New season, a new base

While many of the intercontinental rugby competitions have just finished, the top professionals and fans alike are now warming up for the Rugby World Cup in France, which starts September 7 and ends on October 20. So, in the spirit of William Webb Ellis, the man the World Cup is named after, our resident fitness writer – Mohammed Junaid Azmuth – has written a full off-season fitness plan. Azmuth is one of only three Samurais living outside of Japan, but was also an ultimate fighter and fitness consultant for the Springboks.

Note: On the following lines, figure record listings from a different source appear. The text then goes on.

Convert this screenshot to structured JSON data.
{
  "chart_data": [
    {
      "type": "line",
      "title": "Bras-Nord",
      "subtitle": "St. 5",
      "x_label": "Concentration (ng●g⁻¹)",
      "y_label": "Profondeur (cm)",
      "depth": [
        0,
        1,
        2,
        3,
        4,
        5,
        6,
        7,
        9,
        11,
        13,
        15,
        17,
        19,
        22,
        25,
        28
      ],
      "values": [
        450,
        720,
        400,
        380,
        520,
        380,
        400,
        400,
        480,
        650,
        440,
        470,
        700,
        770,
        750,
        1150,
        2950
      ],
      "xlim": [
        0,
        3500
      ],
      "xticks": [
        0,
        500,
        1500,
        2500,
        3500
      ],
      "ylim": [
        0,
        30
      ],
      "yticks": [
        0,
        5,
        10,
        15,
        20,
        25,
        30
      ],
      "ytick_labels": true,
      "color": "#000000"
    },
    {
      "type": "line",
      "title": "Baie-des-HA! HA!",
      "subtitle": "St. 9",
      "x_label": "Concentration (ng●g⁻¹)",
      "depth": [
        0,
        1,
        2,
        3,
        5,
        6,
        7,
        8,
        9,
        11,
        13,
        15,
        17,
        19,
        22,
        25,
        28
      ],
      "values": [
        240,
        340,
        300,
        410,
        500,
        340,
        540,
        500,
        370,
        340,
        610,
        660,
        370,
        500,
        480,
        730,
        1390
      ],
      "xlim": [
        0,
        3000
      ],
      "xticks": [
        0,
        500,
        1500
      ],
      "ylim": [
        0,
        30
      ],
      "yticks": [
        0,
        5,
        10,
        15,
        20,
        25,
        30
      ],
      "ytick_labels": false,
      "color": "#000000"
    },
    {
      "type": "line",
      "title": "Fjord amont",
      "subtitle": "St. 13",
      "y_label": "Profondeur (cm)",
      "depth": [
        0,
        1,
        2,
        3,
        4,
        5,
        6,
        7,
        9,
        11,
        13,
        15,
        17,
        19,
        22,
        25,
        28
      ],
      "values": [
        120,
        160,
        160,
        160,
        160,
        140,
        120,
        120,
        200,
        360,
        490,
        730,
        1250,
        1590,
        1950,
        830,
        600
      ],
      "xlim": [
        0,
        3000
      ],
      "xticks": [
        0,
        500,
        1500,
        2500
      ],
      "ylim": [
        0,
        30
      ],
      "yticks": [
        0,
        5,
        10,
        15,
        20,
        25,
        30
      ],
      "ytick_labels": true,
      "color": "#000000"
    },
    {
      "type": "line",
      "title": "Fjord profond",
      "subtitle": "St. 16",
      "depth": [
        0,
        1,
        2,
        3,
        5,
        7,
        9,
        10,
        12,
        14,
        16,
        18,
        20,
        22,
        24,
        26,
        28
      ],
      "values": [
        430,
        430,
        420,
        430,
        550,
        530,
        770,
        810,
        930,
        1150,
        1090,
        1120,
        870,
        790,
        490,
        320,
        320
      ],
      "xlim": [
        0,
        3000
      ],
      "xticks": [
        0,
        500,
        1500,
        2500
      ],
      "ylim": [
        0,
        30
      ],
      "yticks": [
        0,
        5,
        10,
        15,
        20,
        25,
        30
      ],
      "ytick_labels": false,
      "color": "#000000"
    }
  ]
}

It is the end of another hard season of contact sport - time to slow down, collect your thoughts and start your preparation for the new season. Usually the aim is to get bigger and stronger and do a few miles of cardio a week. The intentions are always honourable, the execution of the plan, however, usually leads to disaster.

The biggest problem with off season aims and objectives in amateur rugby players/sportsmen throughout the world is that YOU try to do too much, too soon. We want to get bigger, we want to get fitter and faster. But we rarely achieve one of the three objectives successfully, or we fail miserably at achieving anything. The reason for this lack of improvement and in some cases for the decision to call it quits, is as follows:

1 - If you want to get bigger you will not get as strong: To gain muscle mass one will have to train at moderate weights and do repetitions between 10 and 12. This gets more blood and fluid to the muscles thus giving it an appearance of being larger. But weight is not sufficient enough to improve your strength. This “bodybuilding muscle” will not make you stronger or fitter for rugby.

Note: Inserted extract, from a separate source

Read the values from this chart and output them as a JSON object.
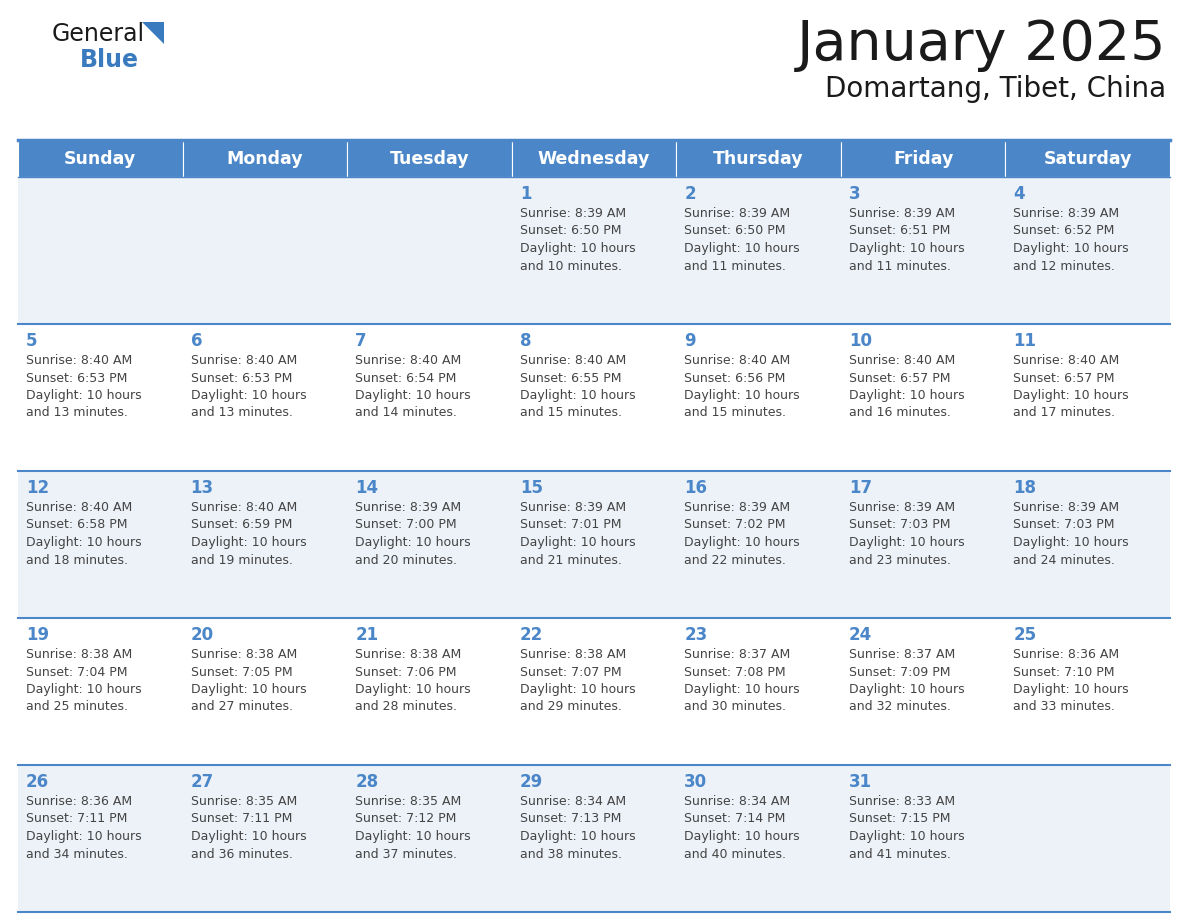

2 - If you want to get stronger, you will not get as big as you had perceived: When your objective is to get stronger, then the sets are less (+/- 3-4 sets) with repetitions between 4-7 repetitions. With this type of training your muscle fibre will become thicker (from little metal wires to thick strong cables). Your nervous system becomes more efficient thereby enhancing your force outputs. But your strength must be specific. Just think – when are you ever going to lie in the middle of a rugby game and bench press somebody?! Never, so why get stronger on the bench press?

3 - If you want size or strength you cannot run 5-10 km for 2-3 times a week: Have you ever seen marathon runners who are built like rugby players? When you run, especially if it’s for 10 kilometres, you are burning high amounts of calories as well as loosing water. You are using different muscle fibres to those you require for strength. This will eventually have an effect on your strength gains. So you will get fitter but at the expense of strength.